Mark Edwards (Professor, Professor, Christ Church, University of Oxford, UK), Dimitrios Pallis (Independent Researcher), Georgios Steiris (Associate Professor of Medieval and Renaissance Philosophy, Associate Professor of Medieval and Renaissance Philosophy, National and Kapodistrian University of Athens, Greece)

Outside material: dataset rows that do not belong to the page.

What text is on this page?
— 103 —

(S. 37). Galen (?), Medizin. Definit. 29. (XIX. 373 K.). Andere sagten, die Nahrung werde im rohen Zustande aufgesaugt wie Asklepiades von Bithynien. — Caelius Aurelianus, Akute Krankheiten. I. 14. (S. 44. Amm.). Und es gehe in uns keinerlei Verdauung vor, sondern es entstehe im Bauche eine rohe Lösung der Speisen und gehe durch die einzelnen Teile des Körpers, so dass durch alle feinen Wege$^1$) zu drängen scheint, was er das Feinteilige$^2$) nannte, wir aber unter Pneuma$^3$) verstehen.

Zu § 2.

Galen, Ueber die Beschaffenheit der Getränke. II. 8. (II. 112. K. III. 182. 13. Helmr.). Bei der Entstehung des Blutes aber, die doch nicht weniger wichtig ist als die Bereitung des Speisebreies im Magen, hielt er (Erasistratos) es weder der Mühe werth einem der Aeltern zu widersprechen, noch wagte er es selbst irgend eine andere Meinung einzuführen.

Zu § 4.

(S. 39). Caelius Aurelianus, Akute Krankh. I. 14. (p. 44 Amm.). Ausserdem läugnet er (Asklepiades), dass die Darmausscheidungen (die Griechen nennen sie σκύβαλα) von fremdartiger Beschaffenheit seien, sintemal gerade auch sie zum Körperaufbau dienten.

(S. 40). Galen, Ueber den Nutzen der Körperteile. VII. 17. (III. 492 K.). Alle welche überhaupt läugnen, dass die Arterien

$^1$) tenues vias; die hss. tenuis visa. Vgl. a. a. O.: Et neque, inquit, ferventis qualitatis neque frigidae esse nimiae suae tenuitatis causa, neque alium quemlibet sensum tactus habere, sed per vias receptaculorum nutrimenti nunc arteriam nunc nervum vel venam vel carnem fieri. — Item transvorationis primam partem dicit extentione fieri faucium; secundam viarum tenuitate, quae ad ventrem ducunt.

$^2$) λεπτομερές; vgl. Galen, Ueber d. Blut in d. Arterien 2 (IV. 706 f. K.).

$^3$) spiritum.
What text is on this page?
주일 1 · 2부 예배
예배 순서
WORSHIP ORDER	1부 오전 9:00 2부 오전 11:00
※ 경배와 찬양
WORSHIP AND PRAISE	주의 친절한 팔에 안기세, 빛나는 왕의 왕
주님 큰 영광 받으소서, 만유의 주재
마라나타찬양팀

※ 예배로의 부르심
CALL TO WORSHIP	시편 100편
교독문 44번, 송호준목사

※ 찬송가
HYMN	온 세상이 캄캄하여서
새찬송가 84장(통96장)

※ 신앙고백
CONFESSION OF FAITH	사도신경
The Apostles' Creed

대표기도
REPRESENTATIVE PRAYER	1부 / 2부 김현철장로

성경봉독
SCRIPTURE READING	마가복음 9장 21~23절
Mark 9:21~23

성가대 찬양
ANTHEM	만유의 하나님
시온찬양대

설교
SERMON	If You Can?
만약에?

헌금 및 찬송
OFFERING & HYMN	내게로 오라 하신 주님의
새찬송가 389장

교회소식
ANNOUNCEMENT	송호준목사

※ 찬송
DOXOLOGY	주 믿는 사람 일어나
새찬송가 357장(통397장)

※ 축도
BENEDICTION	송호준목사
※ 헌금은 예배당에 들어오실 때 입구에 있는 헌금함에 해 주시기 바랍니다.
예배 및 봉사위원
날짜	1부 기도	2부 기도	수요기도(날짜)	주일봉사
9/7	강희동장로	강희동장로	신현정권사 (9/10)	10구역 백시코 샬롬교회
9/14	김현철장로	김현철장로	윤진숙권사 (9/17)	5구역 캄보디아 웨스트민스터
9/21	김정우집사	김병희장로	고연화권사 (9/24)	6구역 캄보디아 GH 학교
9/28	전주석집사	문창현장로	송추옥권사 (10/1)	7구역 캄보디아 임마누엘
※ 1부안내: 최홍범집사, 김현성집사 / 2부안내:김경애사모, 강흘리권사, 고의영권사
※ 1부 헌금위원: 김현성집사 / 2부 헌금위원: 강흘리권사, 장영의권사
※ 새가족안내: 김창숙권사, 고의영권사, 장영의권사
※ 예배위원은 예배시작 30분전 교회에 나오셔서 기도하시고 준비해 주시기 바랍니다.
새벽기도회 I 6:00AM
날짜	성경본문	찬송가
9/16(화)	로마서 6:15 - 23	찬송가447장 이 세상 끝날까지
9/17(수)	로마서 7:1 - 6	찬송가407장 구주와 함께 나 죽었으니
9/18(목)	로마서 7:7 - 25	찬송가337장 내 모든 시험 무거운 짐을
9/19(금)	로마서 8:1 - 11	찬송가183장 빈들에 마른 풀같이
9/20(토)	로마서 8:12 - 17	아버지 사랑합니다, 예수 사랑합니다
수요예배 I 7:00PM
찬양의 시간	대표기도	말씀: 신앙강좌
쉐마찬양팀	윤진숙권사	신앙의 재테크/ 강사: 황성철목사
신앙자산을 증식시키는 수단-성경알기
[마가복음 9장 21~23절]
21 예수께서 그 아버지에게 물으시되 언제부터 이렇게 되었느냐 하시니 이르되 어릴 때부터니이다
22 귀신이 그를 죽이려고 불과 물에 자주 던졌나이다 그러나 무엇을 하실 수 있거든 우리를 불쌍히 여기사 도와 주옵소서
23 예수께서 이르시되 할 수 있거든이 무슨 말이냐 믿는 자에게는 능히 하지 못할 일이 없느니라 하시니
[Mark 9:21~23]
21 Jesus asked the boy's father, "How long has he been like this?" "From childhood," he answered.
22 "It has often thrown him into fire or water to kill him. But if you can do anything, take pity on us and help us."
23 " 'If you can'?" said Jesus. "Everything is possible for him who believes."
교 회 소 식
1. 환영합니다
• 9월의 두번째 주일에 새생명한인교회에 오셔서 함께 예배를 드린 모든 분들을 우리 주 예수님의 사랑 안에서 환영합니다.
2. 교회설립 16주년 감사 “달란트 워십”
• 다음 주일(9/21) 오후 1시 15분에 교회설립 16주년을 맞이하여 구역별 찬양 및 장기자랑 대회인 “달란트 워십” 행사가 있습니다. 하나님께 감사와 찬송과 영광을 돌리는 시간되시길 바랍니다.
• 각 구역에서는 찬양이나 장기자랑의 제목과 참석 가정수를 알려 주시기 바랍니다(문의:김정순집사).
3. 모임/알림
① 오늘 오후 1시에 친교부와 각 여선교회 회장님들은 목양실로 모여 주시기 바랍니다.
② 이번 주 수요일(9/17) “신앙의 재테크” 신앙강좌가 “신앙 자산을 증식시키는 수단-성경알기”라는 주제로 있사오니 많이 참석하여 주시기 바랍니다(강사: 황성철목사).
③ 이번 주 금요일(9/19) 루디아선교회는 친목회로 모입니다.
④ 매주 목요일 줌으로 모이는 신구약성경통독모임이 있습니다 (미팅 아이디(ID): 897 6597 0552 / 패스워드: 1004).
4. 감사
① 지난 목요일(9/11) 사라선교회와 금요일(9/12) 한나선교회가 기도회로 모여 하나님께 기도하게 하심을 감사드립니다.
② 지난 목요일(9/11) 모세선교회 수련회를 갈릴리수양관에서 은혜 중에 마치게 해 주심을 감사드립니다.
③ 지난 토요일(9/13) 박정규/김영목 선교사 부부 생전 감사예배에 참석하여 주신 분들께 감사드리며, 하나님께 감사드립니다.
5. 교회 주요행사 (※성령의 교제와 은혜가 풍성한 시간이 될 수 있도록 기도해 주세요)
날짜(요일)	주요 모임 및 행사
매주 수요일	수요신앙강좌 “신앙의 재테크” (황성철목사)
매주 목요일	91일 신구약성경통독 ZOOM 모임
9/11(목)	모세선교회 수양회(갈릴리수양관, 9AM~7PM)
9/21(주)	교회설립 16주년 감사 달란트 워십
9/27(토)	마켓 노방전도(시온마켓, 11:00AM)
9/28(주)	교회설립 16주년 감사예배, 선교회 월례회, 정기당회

Mark Edwards has been Tutor in Theology at Christ Church, Oxford since 1993, and also University Lecturer/Associate Professor in Patristics in the Faculty of Theology and Religion at the University of Oxford. Since 2014 he has held the title Professor of Early Christian Studies. His books include Neoplatonic Saints (2000), Origen against Plato (2002), John through the Centuries (2003), Culture and Philosophy in the Age of Plotinus (2006), Catholicity and Heresy in the Early Church (2009), Image, Word and God in the Early Christian Centuries (2012), Religions of the Constantinian Empire (2015) and Aristotle and Early Christian Thought (2019). Dimitrios Pallis is an independent researcher specializing in theology and philosophy in late antique Christian Platonism and modern Greek Orthodox thought. He is the author of twenty book chapters and research articles and a treatise in these areas. He has been awarded three prizes for studies on Dionysius the Areopagite from the University of Oxford, the University of Athens, and the Academy of Athens respectively. Recent publications include: A 'Neobyzantine' Cultural Proposal?: A Critical Appraisal of the Assimilation of Areopagitic Apophaticism in the Early Thought of Christos Yannaras (2017) and 'Constructed Self' and Christian Mysticism in Dionysius the Areopagite and his Place in the Orthodox Tradition (2018/2019). Georgios Steiris is currently Associate Professor of Medieval and Renaissance Philosophy at the Department of Philosophy of the National and Kapodistrian University of Athens. He previously taught at the University of Peloponnese and the Hellenic Open University, and was Visiting Professor at Jyvaskyla University. He served as Secretary General of the Greek Philosophical Society from 2015 to 2016, and was awarded the Golden Jubilee Medal '80 years of Al-Farabi Kazakh National University'. He co-edited the volume Maximus the Confessor as a European Philosopher (2017).